Here comes the first blog post on my new MacBook Air – a very fun and so, so light device. It’s everything I wanted it to be! Technically, it’s still my work day, but for some reason my concentration isn’t coming back after a gorgeous walk by the wintery lake.
But also technically, any writing hones writing skills and therefore counts as further education, or so I used to tell my junior copywriters back in the day, so I guess this counts as work, too.
Today is St. Nicholas Day, which used to be a Big Deal when the kids were younger. Traditionally, it begins with a shoe shining spree the night before, which is always a good thing. Then everybody goes to bed and I get to burn the midnight oil, filling boots with chocolates, nuts and apples and such, and writing a note on St. Nicholas‘ behalf. This usually helps get me into holiday mood, as does the annual making and putting up our advent wreath. This year, I wanted it to be red, and it is :-).

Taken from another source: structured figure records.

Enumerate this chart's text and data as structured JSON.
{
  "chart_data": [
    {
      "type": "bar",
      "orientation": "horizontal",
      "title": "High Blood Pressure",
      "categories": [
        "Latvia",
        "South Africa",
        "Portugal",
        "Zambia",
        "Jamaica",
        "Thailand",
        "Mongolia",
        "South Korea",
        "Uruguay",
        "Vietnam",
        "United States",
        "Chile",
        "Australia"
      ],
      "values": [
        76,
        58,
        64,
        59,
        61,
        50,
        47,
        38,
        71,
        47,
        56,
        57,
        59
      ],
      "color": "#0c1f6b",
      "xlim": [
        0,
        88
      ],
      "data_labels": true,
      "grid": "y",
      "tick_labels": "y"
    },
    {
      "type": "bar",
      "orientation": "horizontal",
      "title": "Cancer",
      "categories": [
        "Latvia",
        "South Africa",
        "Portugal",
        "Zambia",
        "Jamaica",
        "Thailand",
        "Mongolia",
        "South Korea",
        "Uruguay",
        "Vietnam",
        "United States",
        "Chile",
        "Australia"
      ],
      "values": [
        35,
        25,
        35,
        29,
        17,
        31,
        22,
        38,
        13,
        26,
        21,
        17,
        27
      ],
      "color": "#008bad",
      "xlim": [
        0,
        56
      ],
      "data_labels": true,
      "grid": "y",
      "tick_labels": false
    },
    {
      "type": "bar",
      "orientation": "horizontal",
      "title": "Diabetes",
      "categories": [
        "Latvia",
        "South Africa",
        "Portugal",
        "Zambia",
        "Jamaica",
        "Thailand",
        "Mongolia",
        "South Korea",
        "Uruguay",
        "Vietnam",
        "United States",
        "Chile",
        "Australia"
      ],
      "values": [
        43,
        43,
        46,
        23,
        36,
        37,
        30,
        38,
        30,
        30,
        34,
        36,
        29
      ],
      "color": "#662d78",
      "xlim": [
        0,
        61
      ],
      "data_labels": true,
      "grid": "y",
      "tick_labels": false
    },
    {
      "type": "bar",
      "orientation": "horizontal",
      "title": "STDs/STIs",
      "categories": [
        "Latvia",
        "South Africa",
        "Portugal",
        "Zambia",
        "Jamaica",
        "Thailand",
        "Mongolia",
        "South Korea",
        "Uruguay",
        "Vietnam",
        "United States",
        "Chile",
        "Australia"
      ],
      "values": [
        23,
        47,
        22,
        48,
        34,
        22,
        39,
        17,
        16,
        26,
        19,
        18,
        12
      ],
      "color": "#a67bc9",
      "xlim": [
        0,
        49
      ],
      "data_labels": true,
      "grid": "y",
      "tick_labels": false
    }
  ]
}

Is it just me or are people even more pissed off this year? The fact that we’re in for the long haul with Covid divides us into those who try and cooperate (hoping to help get a handle on it) and those who have resigned themselves to being mad at everything and everybody (evidently not believing we can).
I really wish all the deniers would get over themselves. In this country, we’ve lived a sheltered life, in terms of experiencing a true crisis for many decades. While some of us have transgenerational issues to sort out, this is the first life-threatening situation we have ever really experienced in our lifetimes. And now, throwing a tantrum like a species of tired out toddlers? Being angry changes nothing, it’s not helpful, and it seems a bit selfish to boot. I personally try not to focus on all the things we can’t do, and instead be happy we have access to the vaccine, and make the best of the way things need to be, for now.

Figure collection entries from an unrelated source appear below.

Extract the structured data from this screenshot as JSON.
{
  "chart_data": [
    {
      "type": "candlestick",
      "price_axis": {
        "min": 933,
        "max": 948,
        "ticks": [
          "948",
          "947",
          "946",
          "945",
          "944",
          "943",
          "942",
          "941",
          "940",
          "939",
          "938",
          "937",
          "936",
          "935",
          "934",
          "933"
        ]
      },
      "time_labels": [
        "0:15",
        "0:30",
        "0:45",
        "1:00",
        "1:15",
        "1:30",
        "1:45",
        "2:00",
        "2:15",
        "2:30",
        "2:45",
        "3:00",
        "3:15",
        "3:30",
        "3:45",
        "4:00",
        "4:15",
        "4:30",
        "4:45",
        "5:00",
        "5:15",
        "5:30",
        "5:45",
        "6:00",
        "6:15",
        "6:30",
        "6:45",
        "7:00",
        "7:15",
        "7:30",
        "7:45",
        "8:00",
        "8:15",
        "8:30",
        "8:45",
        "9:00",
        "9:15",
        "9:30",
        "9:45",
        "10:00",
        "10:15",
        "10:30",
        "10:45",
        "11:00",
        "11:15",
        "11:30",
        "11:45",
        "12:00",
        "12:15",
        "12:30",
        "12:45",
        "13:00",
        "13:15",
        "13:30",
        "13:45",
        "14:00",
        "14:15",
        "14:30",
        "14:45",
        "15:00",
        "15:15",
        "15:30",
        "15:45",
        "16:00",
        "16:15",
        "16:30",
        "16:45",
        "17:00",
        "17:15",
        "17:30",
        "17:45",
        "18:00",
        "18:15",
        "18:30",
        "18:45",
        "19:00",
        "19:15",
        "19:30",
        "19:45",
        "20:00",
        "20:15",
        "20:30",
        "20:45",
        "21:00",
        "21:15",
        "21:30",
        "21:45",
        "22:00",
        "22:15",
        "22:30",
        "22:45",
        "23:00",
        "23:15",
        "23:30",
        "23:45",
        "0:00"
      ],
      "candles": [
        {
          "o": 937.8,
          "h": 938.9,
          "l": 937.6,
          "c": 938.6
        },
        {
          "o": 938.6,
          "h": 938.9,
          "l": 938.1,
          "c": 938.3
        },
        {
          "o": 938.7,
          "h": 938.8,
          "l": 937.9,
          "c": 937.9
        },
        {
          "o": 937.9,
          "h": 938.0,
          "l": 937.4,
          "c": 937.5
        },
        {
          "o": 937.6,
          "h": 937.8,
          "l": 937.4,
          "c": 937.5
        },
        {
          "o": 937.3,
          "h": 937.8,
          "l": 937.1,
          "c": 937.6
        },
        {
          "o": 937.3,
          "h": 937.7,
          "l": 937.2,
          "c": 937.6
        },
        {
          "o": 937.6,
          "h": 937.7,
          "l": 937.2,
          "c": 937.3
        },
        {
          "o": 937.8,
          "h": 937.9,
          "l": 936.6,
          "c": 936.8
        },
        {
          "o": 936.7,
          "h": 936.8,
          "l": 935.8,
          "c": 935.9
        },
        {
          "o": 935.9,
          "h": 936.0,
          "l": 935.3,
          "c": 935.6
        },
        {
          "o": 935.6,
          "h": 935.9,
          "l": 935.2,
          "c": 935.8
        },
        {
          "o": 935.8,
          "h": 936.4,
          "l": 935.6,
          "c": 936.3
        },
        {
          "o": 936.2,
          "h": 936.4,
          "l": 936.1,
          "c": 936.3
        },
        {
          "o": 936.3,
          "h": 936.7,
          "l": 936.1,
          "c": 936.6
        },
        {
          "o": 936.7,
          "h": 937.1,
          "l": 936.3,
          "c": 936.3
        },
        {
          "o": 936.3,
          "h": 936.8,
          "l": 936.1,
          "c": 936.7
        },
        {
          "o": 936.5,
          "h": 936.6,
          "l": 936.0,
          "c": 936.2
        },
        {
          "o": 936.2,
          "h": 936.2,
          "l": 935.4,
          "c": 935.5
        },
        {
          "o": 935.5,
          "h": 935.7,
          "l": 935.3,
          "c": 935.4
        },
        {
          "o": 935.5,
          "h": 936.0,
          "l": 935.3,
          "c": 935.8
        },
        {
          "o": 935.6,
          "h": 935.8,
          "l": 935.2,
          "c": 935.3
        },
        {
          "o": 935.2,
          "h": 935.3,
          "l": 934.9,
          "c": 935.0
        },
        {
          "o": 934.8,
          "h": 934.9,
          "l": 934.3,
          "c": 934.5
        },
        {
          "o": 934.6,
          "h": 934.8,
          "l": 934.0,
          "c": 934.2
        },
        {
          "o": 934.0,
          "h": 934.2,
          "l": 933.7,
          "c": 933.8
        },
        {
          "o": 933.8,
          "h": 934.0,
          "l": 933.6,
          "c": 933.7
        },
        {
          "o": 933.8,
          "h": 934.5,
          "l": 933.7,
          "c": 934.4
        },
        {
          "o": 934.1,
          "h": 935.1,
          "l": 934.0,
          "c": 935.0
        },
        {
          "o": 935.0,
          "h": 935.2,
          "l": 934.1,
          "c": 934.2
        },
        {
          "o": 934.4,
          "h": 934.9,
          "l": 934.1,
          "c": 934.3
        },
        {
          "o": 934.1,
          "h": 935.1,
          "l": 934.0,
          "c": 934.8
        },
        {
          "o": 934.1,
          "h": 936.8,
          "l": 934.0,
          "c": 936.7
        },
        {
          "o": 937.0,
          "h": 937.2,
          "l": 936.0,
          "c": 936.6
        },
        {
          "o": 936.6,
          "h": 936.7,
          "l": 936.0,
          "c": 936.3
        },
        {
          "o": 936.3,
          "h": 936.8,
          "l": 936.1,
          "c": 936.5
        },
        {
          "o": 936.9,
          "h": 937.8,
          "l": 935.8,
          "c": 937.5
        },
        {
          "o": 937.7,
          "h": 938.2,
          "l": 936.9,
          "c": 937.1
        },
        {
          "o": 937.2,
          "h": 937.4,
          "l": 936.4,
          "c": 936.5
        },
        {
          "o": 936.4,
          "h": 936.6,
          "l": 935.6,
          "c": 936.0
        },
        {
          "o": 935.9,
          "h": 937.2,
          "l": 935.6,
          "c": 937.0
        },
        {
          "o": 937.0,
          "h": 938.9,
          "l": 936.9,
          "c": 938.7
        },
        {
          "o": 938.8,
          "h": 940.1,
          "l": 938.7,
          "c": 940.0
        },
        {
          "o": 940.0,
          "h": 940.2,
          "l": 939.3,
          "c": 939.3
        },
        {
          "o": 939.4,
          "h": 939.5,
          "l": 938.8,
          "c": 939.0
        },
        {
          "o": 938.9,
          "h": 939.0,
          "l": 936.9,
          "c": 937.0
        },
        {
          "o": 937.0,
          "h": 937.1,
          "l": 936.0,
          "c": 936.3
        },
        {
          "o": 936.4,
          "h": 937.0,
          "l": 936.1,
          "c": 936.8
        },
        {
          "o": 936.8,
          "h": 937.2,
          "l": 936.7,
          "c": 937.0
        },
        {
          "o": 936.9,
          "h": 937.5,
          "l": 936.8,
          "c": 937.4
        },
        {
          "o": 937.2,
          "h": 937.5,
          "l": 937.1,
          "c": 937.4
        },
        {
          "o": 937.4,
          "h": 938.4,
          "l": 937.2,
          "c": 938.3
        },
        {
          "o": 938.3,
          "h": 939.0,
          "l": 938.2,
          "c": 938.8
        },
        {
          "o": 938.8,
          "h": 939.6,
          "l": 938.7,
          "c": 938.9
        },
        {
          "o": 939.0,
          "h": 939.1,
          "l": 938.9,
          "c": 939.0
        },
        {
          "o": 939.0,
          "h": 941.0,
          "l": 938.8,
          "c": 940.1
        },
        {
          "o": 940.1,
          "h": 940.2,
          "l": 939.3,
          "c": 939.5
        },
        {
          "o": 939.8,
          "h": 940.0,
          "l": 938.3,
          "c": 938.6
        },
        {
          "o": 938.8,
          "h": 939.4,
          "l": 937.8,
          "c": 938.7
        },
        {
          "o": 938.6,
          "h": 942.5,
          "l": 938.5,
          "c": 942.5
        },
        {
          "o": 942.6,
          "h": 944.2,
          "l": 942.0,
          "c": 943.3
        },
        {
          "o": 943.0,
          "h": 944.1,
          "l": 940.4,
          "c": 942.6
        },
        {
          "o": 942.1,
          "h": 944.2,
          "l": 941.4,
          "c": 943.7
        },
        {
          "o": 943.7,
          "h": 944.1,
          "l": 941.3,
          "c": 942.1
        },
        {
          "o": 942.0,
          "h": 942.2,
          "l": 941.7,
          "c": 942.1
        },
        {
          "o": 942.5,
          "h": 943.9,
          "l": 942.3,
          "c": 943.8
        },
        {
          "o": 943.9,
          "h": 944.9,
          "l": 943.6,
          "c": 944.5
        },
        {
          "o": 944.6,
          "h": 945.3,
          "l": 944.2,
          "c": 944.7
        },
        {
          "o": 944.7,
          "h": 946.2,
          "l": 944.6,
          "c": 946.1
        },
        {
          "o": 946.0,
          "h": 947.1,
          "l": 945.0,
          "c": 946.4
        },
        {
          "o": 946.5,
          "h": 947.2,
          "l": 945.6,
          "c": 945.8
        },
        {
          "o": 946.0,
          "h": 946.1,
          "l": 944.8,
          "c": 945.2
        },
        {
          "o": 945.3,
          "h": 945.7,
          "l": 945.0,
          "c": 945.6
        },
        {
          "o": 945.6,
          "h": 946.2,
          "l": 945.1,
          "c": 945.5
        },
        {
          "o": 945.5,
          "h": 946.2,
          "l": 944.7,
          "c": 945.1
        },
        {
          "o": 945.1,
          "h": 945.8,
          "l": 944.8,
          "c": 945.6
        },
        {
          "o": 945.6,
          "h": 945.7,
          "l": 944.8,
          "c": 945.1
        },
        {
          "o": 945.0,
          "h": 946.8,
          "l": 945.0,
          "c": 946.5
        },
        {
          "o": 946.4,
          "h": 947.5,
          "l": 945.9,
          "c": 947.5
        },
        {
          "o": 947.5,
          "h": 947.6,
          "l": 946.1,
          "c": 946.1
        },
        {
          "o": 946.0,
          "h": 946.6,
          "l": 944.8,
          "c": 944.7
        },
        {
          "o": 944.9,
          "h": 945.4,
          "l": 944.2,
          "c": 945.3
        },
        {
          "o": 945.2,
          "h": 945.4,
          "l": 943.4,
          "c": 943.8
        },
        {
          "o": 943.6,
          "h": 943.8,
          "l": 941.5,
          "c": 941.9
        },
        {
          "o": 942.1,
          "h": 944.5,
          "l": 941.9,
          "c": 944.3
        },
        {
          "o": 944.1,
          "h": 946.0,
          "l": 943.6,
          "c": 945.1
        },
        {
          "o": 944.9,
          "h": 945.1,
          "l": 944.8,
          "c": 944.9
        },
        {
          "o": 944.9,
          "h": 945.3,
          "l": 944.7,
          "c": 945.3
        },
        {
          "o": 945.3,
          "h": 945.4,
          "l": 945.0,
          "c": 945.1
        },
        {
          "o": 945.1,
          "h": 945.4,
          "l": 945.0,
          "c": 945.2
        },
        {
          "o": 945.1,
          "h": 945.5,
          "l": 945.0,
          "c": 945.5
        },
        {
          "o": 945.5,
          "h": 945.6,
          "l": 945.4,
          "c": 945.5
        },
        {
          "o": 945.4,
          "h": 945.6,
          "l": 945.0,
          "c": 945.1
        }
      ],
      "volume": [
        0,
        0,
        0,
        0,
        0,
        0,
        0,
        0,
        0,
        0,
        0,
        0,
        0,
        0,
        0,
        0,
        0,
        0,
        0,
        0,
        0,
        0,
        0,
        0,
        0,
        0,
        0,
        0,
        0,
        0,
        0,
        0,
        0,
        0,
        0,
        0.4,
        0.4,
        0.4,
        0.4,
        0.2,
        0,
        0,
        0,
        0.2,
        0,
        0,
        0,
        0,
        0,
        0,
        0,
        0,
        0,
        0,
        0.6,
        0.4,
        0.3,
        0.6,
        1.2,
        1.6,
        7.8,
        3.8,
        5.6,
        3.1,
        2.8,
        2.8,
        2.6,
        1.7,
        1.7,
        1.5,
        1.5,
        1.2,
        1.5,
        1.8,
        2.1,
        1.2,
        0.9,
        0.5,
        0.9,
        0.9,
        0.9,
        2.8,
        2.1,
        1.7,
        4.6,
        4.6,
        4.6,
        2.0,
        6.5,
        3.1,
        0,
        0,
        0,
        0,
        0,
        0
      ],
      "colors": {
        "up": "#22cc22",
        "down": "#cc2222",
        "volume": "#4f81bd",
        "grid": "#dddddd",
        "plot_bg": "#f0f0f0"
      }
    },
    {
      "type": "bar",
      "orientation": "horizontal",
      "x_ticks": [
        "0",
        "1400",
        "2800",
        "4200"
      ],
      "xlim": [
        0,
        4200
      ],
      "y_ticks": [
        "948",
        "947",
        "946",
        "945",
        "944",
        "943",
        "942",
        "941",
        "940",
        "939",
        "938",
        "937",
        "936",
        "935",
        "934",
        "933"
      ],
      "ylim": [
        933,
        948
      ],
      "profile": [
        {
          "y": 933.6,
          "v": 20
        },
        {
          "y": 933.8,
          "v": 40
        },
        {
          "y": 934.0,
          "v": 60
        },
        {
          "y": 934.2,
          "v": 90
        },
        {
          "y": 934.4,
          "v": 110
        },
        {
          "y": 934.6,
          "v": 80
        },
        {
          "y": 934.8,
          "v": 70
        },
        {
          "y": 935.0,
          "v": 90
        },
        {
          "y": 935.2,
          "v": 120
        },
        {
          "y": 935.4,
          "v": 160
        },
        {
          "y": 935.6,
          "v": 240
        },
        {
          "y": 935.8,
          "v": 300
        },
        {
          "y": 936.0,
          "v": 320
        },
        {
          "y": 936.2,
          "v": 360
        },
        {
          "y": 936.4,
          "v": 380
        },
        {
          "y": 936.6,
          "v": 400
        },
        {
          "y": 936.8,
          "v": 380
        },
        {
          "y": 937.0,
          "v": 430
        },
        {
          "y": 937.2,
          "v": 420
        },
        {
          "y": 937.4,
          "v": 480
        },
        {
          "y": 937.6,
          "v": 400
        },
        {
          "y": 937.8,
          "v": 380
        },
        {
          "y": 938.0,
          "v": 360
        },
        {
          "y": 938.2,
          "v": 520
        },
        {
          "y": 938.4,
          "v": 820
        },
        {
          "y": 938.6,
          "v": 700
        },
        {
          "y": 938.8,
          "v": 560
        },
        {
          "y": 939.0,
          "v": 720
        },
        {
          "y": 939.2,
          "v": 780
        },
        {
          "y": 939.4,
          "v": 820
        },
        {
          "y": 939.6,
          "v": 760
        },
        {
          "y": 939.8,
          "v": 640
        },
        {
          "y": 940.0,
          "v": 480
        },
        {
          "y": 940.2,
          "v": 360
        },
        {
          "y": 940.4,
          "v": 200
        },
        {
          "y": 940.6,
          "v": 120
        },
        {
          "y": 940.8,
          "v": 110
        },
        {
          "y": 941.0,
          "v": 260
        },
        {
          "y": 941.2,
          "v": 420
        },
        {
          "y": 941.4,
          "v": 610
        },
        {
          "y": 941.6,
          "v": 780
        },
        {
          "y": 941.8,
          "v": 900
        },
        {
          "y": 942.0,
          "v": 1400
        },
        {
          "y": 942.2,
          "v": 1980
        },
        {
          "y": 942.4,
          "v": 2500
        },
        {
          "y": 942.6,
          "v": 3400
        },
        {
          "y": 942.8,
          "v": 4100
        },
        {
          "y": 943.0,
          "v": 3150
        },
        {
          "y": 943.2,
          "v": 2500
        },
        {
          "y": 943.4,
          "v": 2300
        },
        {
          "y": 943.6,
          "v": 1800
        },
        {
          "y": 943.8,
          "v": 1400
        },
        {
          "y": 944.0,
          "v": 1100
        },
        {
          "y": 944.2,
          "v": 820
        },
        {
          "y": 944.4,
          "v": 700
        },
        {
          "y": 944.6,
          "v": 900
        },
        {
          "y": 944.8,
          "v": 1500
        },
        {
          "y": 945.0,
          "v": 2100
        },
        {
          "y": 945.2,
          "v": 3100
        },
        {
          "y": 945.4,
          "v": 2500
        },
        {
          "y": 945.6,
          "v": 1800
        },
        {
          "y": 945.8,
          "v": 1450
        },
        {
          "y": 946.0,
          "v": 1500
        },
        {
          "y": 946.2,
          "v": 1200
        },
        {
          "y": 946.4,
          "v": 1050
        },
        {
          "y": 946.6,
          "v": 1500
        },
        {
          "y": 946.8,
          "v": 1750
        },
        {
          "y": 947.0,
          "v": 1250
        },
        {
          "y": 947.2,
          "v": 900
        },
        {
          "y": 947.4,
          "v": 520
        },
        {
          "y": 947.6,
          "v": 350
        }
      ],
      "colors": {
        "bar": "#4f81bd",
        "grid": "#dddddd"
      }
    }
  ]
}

At my daughter’s school, the annual Winter Bazaar had to be cancelled, obviously. What we did instead was decorate the place to spread some advent cheer:
Doesn’t it look pretty? The kids love it, the teachers and other staff do too – and it was very gratifying to see it all come together. I had not been to the school in a minute, which is unusual for Waldorf parents, because we’re there quite a bit, under normal circumstances.
My own contribution were these: the twig stars, in collaboration with my new friend, A-M, and the giant crochet snowflakes which I made by myself.
For the twig stars, collect twigs or cut off shoots (or collect the shoots that were already cut off by park maintenance; this is what I did. The ones you see here are from a couple of linden trees close by our house).
Bring them home, prep your glue gun and cut out large cardboard disks in the size you would like. Cut out the center for easy hanging of the finished installation later on. With the glue gun, fix the twigs on the cardboard disk, let dry and install anywhere you like.
These make a beautiful, seasonal gift for anybody who appreciates natural materials.
For the crochet snowflakes, I’d like to direct your attention to this fabulous crochet blog, Attic 24. It’s a very easy and intuitively explained pattern, and it’s like the writer says: once you get the hang, they are easy to make and very addictive ;-)!
So we’re slowly making our way towards Christmas. While I still have work, it’s just one book for once, and only due next month, so I have time for other things except sleep and work. We’ve given our apartment a long due overhaul, cleaned out closets, got rid of a lot of clutter, and switched rooms with our daughter so she’ll have more space. I hadn’t even realized how cramped the place had become, which is saying something in a 150 sq m apartment. Sometimes you need to let go of stuff! To me this feels liberating.
In crafts news, I made a pair of color block socks for a friend
and worked on my raglan sleeve game, for the ribbed cardigan (unraveled and redid it 4 or 5 times, until I was finally happy with the shape.
I really hope it will come together the way I was imagining, fingers crossed.
I’ve prepared a treat for the brood today. It was supposed to be served over the weekend, but the truth is I had so much other stuff to do that it just wasn’t happening, so we will enjoy it on a random Monday night. It’s a festive dessert. Here comes our version of a true British classic, the Eton Mess.
You will need:
300 ml heavy cream
1 p vanilla sugar (or to taste, in any version you use, plus a little bit of sugar, no more than 3-4 TBSP)
300-400 g frozen raspberries
Whip the cream and vanilla until stiff. Layer in a glass bowl: fruit, crumbled meringues and top with slightly vanillaed/sweetened whipped cream.
Set aside for a minimum of 2-3 hours before eating so the fruit can thaw and soak the meringue, but not longer if you enjoy a tiny bit of crunch. I do.
And on that happy note, I wish you all a nice week. Thank you for reading!